How to Use Your Circle to Find Pi
Now that you’ve drawn that, take a long piece of string and use it to measure the circumference of the circle. In other words, lay the string out along a curved path on top of the circle and measure how long it needs to be to make it all the way around the circle one time. Once you’ve done that, carefully cut the string where it overlaps with the end of the string laying on the circle. The length of this piece of string you’ve just measured and cut is the circumference of the circle.
But what does this all have to do with pi?
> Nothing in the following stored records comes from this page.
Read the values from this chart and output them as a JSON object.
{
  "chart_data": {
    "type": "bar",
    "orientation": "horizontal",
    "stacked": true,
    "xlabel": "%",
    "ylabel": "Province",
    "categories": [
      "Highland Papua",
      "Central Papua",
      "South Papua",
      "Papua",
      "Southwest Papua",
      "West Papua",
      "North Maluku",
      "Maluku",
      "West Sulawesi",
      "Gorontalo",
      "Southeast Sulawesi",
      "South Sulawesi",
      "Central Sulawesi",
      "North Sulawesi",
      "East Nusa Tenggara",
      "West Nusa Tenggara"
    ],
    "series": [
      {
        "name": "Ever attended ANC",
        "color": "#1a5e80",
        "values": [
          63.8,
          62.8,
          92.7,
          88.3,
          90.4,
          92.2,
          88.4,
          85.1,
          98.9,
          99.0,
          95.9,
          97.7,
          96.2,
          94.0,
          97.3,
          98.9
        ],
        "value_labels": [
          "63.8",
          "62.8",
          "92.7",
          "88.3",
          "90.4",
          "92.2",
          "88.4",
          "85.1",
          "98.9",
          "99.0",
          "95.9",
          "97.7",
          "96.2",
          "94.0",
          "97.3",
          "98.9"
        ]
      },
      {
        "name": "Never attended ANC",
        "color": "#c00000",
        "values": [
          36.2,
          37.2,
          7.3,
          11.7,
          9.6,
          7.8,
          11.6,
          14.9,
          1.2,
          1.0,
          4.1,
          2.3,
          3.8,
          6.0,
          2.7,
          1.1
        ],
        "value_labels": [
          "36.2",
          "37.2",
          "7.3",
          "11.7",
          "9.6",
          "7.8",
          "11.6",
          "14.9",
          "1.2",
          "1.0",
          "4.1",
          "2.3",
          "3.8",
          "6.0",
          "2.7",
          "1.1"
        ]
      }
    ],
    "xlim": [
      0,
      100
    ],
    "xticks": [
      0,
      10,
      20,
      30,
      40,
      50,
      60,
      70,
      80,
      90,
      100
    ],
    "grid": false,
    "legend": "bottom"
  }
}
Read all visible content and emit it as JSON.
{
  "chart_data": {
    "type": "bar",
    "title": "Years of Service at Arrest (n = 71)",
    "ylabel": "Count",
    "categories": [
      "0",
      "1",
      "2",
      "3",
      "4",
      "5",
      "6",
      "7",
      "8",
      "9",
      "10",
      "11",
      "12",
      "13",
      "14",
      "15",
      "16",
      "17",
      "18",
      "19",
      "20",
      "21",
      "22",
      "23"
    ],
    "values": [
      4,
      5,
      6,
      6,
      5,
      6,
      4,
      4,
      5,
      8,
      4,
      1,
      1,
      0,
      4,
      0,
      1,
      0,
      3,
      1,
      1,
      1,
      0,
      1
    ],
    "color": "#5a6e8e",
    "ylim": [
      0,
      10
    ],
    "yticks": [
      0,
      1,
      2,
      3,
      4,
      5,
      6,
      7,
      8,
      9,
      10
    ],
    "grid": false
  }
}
To see, start by laying that long piece of string representing the circumference of the circle out in a straight line. Then take the shorter piece of string representing the diameter of the circle (the one you used to help you draw the circle) and cut two additional pieces of string that are exactly the same length. Now line up these three diameter strings end-to-end along the circumference string and think carefully about what you see.
What Is Pi?
So, what do you notice? Well, first of all, the three diameters aren’t quite as long as the circumference. But we can also see that the circumference of the circle is quite a bit less than four diameters. Which means that we’ve discovered that the circumference of a circle is between three and four (but closer to three) of its diameters in length. If you use a ruler and measure things more precisely, you’ll find that the circumference is actually a little longer than 3.1 diameters. If you measure even a little more precisely, you’ll find that the circumference is actually a little longer than 3.14 diameters. And, as we’ll talk about in the future, you could keep going on and on making ever more refined measurements of this ratio.
Does the number 3.14 look kind of familiar to you? As you might have already guessed, that number is our dear pal pi. Which explains exactly why you memorized that formula in school saying that the circumference of a circle is equal to pi times the circle’s diameter (C = π x D)—because that’s exactly the formula we just discovered by looking at the lengths of our strings. And just in case you’re wondering if all of this depends in any way on the particular circle you draw, the answer is no. The ratio of the circumference of a circle to its diameter is always pi…no matter what circle you draw!